On aurait donc aimé des étudiants à la tribune et du débat de fond, mais au moins la soirée s'est terminée, comme toujours fort tard, par le témoignage de deux jolies femmes architecte passée par la formation ABC de l'ENSTIB, un point final voulu par Stéphane Cochet.

De toute façon, il y a à redire sur la formule et le contenu de ces dix sessions, même si l'architecte y a mis tout son coeur, secondé par FiBois et l'UICB à la fois en termes de temps et de sous. C'était effectivement une sorte d'apprentissage d'une parole plus ou moins libérée des carcans institutionnels voire industriels. Stéphane Cochet a ménagé la chèvre et le choux avec de longues périodes centrales offertes aux financeurs, mais des interventions finales souvent originales. Par ailleurs, il a institué les questions et l'interactivité comme seul le CNDB avait réussi précédemment à le faire avec l'idée des SMS de Pauget. 

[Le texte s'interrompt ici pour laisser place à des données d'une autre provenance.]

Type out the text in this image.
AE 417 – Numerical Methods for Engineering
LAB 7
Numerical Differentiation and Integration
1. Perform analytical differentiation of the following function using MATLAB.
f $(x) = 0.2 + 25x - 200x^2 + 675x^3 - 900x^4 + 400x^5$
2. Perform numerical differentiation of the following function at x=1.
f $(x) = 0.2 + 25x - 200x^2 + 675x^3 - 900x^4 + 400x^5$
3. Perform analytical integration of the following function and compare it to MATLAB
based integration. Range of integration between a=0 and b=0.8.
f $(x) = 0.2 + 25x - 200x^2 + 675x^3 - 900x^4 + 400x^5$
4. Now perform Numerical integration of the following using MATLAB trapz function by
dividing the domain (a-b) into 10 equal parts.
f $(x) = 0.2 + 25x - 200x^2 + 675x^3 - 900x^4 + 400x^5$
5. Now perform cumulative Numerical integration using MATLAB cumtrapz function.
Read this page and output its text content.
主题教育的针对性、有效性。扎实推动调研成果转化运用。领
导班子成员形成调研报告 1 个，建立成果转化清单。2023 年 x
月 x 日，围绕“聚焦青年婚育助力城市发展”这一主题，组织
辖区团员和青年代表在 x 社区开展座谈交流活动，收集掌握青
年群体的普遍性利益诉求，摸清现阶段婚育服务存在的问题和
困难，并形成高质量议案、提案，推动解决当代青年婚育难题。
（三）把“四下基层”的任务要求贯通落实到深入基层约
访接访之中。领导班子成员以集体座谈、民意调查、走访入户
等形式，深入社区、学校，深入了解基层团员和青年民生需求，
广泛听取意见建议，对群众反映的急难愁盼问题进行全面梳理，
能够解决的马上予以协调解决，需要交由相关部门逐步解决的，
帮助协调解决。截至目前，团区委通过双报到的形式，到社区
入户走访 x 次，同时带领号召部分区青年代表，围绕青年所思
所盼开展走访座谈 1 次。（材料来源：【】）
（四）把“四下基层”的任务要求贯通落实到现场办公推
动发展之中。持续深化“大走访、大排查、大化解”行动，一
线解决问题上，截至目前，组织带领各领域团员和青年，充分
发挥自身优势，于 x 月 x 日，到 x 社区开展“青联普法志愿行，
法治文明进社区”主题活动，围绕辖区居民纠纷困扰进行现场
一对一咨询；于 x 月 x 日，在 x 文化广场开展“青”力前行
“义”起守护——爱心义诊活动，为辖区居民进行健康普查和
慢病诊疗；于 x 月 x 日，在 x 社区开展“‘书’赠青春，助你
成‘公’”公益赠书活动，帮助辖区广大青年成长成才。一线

Il ne faut pas non plus cracher dans la soupe, FiBois est content du matériel filmé et compte l'exploiter pour illustrer un grand nombre de thématiques. Il n'y aura pas de nouvelle session de 10 soirées, seulement des sessions ponctuelles, parce que tout cela coûte trop cher. On se demande alors où est la promesse de formation continue du PACTE. Apparemment les acteurs se forment au sein des institutions et dans ce cadre l'animateur doué qu'est le praticien Stéphane Cochet est bien lancé.

Il n'y a pas un seul comique dans cette filière de construction bois, à la différence de la paille qui en a présenté un dès la première journée de son congrès. C'est comme si construire biosourcé était en soi une activité non pas de dépressif, mais de personnes sensibles au mouvement de la terre. Jean-Luc Sandoz en enfant terrible a senti la faille mais faut-il encore que le public soit disposé à rire. Avec Stéphane Cochet, il est au moins passionné. Ce qui veut dire que s'il forme les décideurs disons parisiens et de l'échelle des services en liaison avec la construction, il va faire bouger les choses. Mais il faudrait quelques dizaines de Stéphane Cochet ou plutôt de personnalités pour changer la donnée. Et si on cherche on trouve. Ludovik Bost fait un gros travail à l'ENSA de Belleville, c'est un bon communicant. Rodolphe Maufront est convaincant à cause de sa pratique profonde de la question de la formation, et sa façon de mettre le doigt comme personne sur la question de la relève. Marie Schweitzer a tout le vécu d'une charpentière architecte mais ne parvient pas vraiment à le faire ressortir, elle qui est aussi la mémoire vivante de la construction bois depuis 50 ans.

Cela non plus n'a pas été abordé dans cette longue soirée. Penser à la qualité de l'enseignement et pas seulement aux chiffres. Penser aux ambassadeurs et moins à cette sorte de transmission de haut en bas, comme si les architectes étaient fautifs. Comme si il fallait opposer la main et l'ordinateur, alors que tout le monde sait que l'architecte est complètement soumis à son écran comme tant d'autres. Il faudrait des masterclass, des chaires, du brio, des auditeurs subjugués. Il faudrait que cette prestation de communication soit un sport et un art, une fierté au même titre que ce qui est bâti et souvent abâtardit. La formation, c'est interhumain ou pas ? C'est une question d'auto-prolongement des institutions, ou bien de réponse à la catastrophe climatique ?

Il n'y a personne pour défendre cette approche à la télé, ne rêvons pas, c'est la chasse gardée de touche pas à mon arbre. Mais la télé c'est un peu ringard tout de même, comme le suggère durant la soirée un intervenant qui se réfère aux campagnes financées par la filière, et qui lui ont valu en retour une émission comme Aux arbres citoyens. Il y a d'autres tribunes, sans doute à trouver et à développer. Mais des talents, on en a maintenant.